Gallerie foto delle grotte Puglia

In questa pagina potrai trovare diverse fotografie relative ad alcune grotte presenti in Puglia.

Descrizione:

Il sottosuolo geologico della Puglia è costituito per la maggior parte di roccia calcarea, la cui principale caratteristica è la scarsa resistenza all'opera di erosione degli elementi, come acqua dei torrenti e del mare e dei venti. Nel corso dei millenni questi fenomeni hanno dato luogo ad gran numero di grotte sparse per tutto il territorio.

A Santa Maria di Leuca
Le grotte di Rada: Grotta del Diavolo: si trova su "Punta Ristola", misura 40 metri in lunghezza e 17 in larghezza e conduce a mare. Grotta Porcinara: nei pressi di "Punta Ristola" si incontra la cosiddetta grotta ‘Porcinara’ o ‘Portinaia’, di notevole importanza storica. Essa è situata a circa 20 metri sul livello del mare. Grotta del Morigio: si trova al di sotto del punto ove la "Cascata Monumentale dell’Acquedotto Pugliese" si riversa a mare. È accessibile solo via mare, e nuotando per un tratto sott’acqua. Grotte Cazzafri: sono 3, si affacciano sulla "rada di ponente" e specie al tramonto offrono suggestivi giochi di luce.
Le grotte di Ponente: Grotta del Fiume o Sparascenti: oltrepassando "Punta Ristola", via mare si può accedere a questa grotta, caratterizzata dai resti di un’attività carsica.
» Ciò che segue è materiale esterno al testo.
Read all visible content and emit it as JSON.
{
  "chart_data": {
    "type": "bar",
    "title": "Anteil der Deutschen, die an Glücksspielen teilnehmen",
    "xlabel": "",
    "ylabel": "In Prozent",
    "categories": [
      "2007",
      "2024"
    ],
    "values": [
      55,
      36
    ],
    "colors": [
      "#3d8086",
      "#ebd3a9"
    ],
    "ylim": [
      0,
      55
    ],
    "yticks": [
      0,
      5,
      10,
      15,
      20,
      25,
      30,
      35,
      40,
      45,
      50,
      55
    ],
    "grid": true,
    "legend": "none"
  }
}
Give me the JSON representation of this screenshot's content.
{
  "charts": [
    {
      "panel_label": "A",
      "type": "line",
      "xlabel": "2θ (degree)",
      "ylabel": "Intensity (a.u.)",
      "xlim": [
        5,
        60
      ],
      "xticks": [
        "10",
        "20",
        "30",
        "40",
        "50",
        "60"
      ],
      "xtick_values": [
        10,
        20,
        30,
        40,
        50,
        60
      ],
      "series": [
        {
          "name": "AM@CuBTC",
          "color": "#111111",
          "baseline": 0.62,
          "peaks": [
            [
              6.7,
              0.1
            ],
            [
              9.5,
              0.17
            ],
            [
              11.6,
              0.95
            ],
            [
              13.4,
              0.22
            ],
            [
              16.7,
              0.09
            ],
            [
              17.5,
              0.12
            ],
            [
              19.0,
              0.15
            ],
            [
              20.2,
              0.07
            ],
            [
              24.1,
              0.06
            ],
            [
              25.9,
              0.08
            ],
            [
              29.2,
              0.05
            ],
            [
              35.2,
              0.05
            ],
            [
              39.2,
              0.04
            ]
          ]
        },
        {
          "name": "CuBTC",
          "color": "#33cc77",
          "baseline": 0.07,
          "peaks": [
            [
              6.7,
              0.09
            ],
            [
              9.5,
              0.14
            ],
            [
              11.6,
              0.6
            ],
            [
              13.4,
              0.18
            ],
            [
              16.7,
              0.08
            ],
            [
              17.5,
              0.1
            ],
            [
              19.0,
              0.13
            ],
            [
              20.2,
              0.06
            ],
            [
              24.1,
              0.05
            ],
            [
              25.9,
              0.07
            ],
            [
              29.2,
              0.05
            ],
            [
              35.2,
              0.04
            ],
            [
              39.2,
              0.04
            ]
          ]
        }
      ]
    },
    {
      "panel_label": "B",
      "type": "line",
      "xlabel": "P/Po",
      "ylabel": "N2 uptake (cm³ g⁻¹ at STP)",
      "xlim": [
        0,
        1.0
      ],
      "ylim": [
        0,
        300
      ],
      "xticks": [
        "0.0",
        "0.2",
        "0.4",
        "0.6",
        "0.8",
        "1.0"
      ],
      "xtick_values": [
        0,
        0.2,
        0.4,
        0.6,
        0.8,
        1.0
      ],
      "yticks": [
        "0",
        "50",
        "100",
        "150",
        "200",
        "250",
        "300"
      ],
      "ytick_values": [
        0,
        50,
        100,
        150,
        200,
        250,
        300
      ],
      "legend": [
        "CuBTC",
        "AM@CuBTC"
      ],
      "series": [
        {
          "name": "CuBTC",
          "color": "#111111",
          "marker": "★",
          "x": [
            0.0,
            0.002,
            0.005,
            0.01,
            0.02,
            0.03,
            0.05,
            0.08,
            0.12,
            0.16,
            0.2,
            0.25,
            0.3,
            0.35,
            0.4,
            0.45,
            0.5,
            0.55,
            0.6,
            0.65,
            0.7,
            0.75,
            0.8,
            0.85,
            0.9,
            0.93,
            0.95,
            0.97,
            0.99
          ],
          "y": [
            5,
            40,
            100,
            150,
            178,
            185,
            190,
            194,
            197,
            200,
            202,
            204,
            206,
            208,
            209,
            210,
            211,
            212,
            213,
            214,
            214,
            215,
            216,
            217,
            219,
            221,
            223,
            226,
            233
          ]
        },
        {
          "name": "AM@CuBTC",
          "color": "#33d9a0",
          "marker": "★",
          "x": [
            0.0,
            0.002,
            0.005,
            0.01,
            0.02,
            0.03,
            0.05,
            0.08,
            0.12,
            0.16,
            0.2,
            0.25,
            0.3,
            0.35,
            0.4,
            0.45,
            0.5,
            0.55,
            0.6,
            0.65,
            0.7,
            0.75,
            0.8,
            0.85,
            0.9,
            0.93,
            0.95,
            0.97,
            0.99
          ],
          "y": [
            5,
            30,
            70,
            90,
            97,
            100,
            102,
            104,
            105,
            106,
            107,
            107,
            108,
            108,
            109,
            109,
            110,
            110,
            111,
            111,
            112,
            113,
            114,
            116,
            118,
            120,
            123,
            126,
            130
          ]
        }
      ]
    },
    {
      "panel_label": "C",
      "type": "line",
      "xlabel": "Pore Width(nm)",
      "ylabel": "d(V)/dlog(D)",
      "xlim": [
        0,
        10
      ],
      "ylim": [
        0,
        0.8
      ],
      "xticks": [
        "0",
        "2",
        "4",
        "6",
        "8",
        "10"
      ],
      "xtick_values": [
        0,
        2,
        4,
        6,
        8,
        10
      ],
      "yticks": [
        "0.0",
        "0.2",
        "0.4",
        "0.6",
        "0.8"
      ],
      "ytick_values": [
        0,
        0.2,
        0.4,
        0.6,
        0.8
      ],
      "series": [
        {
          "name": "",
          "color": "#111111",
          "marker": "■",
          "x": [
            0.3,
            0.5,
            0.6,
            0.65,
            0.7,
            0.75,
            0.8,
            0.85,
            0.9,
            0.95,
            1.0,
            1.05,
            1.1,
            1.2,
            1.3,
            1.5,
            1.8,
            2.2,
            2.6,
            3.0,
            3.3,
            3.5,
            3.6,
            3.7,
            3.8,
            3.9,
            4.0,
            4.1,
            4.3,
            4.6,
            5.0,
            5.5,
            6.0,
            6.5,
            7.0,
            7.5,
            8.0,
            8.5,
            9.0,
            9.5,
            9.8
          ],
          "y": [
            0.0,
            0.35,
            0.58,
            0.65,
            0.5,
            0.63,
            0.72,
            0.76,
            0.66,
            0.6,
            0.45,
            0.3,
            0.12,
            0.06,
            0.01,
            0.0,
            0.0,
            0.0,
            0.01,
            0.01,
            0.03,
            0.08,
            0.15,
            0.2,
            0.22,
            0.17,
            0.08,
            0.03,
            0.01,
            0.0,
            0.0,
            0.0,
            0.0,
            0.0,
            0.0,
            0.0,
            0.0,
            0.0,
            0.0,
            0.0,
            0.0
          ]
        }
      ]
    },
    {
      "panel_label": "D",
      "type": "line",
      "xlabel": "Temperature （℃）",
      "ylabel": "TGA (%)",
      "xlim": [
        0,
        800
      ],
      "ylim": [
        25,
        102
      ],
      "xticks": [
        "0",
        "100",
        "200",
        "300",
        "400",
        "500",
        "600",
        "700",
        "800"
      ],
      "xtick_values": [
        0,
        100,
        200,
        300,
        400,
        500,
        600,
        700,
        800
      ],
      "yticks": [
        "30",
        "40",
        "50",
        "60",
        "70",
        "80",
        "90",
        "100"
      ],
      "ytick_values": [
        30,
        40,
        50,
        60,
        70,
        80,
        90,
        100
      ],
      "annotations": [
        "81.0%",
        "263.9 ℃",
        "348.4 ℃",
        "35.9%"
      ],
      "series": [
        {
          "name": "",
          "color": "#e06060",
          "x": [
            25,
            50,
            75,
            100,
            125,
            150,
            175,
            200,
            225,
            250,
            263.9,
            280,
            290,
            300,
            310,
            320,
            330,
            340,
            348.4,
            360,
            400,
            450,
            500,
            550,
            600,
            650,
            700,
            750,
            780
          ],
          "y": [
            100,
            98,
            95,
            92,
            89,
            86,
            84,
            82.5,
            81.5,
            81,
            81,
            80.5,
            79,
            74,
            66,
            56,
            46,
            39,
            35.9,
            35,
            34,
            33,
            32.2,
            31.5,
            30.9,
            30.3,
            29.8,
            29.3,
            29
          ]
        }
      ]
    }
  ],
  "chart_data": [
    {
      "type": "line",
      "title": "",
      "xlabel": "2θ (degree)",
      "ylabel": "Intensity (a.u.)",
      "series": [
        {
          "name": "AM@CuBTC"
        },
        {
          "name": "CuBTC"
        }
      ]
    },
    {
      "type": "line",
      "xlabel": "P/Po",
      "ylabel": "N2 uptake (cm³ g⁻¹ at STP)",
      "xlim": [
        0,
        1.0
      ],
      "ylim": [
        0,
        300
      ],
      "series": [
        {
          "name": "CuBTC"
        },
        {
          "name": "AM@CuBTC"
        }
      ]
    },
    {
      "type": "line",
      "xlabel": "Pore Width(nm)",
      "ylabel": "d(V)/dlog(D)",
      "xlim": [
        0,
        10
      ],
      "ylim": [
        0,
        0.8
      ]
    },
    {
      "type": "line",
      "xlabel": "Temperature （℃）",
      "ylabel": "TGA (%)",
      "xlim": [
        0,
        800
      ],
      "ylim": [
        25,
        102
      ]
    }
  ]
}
Grotta del Presepe: cavità caratterizzata da meravigliose sculture calcaree, con formazioni stalattitiche di eccezionale bellezza, che sembrano riprendere le fattezze della Natività. Grotta del Bambino: grotta dall’eccezionale valore naturalistico: qui furono rinvenuti, tra gli altri, resti di un elefante, di un rinoceronte e un dente umano, risalente all’epoca dei Neanderthal. Grotta dei Giganti: è di eccezionale interesse paleontologico, poichè sono stati rinvenuti numerosi resti di manufatti risalenti al paleolitico medio. Grotta della Stalla: una delle più belle dell’intera costa, deve il suo nome – forse – al fatto che sovente era usata come riparo per i pescatori in difficoltà.
Le grotte di Levante: Grotte di Terradico: Definita anche 'Orecchi di Terradico' o grotta degli Indiani, è celebre per la sua forma triangolare, che ricorda appunto una tenda. In realtà non è una singola grotta, ma un complesso di 3 cavità. Grotta di Ortocupo: semisommersa, vi si può accedere per via sottomarina. La porzione più interna è anche chiamata “Grotta del Soffio” a causa degli spruzzi d’acqua che qui si trovano. Grotta delle Vore: sistema di due grotte di diversa grandezza, in cui si può accedere per oltre 60 metri. Grotta delle Giole: Il nome è dovuto alla presenza di corvi (giole o ciole, in dialetto) ed è anche chiamata "Bocca di Pozzo" o "Grotta Grande del Ciolo", e si presenta con uno sviluppo di circa 120 metri di lunghezza.

A Castro
La Grotta Zinzulusa: rappresenta una delle più interessanti manifestazioni del fenomeno carsico nel territorio salentino. Il nome Zinzulusa deriva dalla presenza, al suo interno, di numerose stalattiti e stalagmiti che alla luce del sole ricordano tanti panni appesi (zinzuli in Salentino). La grotta si è originata durante il Pliocene per effetto dell'erosione operata dall'acqua sul sottosuolo salentino. La grotta si articola in tre parti.
La Grotta Romanelli: si tratta di una grotta costiera, posta nelle vicinanze della grotta Zinzulusa. È stata la prima grotta italiana a restituire resti d'arte parietale risalenti al Paleolitico, motivi incisi su osso e pietre con temi zoomorfi o in misura minore antropomorfi.

A Castellana Grotte
Le Grotte di Castellana: sono un complesso di cavità sotterranee di origine carsica di interesse speleologico e turistico, situato nel comune di Castellana Grotte, in Puglia.

Le grotte di Castellana, estese per circa 3 chilometri, si aprono a 330 m s.l.m. a 1800 metri dall'abitato di Castellana Grotte, sull'altopiano carsico delle "Murge" sud orientali che si formò nel Cretaceo superiore circa novanta - cento milioni di anni fa.